Putting Women to Work in Midsummer

I’ve been blessed to know many, many extremely funny women in my life, so the lack of comedic opportunities for females has always felt like a slap in the face. From humorous interp scripts in high school to sitcoms, girls have only recently been allowed to be what I call “ugly-funny”: funny without regards to keeping with gender roles, funny in a weird-face-making, unladylike way (see: Tammy: A Coming of Age Story About a Girl Who Is Part T-Rex and Broad City). With this up-and-coming trend in comedy, we all know my first instinct is to slap it on a Shakespeare play. So with that in mind, let’s revisit A Midsummer Night’s Dream.

jason baldwin chelsea peretti
I mostly wrote this article because I deeply want to see Chelsea Peretti perform Nick Bottom. Photo by Jason Baldwin via Flickr.

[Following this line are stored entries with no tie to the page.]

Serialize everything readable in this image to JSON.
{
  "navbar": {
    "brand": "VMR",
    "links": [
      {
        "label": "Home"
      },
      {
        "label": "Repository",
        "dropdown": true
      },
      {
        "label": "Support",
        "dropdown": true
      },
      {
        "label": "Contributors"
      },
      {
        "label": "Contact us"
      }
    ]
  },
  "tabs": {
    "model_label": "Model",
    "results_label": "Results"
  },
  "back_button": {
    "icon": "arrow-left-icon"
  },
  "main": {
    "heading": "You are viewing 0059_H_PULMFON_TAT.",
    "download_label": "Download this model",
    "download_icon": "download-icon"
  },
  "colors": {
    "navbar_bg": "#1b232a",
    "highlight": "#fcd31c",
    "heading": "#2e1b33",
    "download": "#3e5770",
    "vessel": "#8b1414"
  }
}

I’ve already mentioned more than once that the dearth of female roles in Shakespeare keeps me up at night, and the solution is simply to forget about gender entirely when it comes to casting. That’s the principle I have in mind for Midsummer. In particular, I have it in mind for one group of characters that have the potential to bust audience’s guts even if nothing else has worked: the mechanicals. The mechanicals, in my own mind, are the “Meanwhile, back at the ranch” plotline; they have nothing to do with the lovers, and only run into the fairies’ quarrel when Nick Bottom happens to be in the wrong place at the wrong time, and even then, it’s just Bottom that gets dragged into it. So, in many senses, they are their own self-contained comedy; after all, they’re putting on a play(-within-a-play). The mechanicals’ play then becomes a playground for comedic actors to flaunt their craft. How better to show off female comedy in a theatrically safe setting?

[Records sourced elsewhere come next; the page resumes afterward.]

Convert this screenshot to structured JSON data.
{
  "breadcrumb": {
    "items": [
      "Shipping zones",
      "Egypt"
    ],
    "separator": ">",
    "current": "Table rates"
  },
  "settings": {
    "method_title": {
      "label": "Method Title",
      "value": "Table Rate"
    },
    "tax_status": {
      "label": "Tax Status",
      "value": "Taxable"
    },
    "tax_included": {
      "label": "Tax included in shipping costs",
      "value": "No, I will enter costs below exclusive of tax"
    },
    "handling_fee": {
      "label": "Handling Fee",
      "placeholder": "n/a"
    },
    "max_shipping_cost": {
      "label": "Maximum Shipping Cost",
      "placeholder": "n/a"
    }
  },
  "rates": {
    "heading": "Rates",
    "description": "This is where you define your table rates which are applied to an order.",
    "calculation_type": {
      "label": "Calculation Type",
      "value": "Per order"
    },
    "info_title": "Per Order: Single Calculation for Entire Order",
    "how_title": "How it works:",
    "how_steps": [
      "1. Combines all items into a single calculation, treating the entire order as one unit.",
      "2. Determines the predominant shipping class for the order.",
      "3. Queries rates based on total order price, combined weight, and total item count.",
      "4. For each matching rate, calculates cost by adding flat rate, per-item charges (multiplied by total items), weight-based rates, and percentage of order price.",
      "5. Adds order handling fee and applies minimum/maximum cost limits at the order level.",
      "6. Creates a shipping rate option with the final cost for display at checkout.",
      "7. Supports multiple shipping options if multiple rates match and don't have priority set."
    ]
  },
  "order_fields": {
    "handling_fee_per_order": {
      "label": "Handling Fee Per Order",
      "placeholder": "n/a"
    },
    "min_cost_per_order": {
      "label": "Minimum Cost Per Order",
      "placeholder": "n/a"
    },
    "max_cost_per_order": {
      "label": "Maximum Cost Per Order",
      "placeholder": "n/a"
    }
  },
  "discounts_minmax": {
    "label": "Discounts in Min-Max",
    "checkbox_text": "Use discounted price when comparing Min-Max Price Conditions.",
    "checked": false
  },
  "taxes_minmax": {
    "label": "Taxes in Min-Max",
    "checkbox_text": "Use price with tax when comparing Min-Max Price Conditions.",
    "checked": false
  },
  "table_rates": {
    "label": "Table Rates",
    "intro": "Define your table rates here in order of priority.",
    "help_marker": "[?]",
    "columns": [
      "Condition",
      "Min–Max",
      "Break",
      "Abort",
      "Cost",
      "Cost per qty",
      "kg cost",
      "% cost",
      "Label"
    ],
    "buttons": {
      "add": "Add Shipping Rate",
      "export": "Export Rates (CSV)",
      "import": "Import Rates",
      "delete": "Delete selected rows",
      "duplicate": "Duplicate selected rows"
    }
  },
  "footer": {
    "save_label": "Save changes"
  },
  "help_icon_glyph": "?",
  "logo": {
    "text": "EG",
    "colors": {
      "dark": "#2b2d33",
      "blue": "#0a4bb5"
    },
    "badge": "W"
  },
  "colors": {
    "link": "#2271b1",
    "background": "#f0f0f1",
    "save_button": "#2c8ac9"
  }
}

As we know by now, I also try to include some sort of plot justification for my casting choices. For Midsummer, this is particularly fun because the reason is this: nothing has to make sense. Midsummer is about a night where things go weird and sideways and wrong in a number of increasingly ridiculous ways (running away to the woods to being drugged by a fairy); even the notion of the mechanicals themselves putting on a play is meant to be ridiculous. Making them female is just whipped cream on top of the most lavish sundae ever made. Building on that: the mechanicals are meant to be unlikely candidates for the theatre. It then adds a nice jab of both satire and a bit of cruelty to make them women; are we saying that women are an unlikely fit for theatre? For comedy? Oops, did we just become self-aware? As is always my goal, we’ve then gone beyond just showing off the talent of the previously un-shown, and entered into a bit of commentary, should the audience want to dissect it that far.

As mentioned in my last Midsummer post, the play itself is deeply about love. But another of its recurrent themes is boldness: Hermia bold enough to stand up to her father, Oberon bold enough to demand the Indian boy, the mechanicals bold enough to put on a play. Women in comedy are by nature bold. Thus, it’s not a misstep to capitalize on them in Midsummer.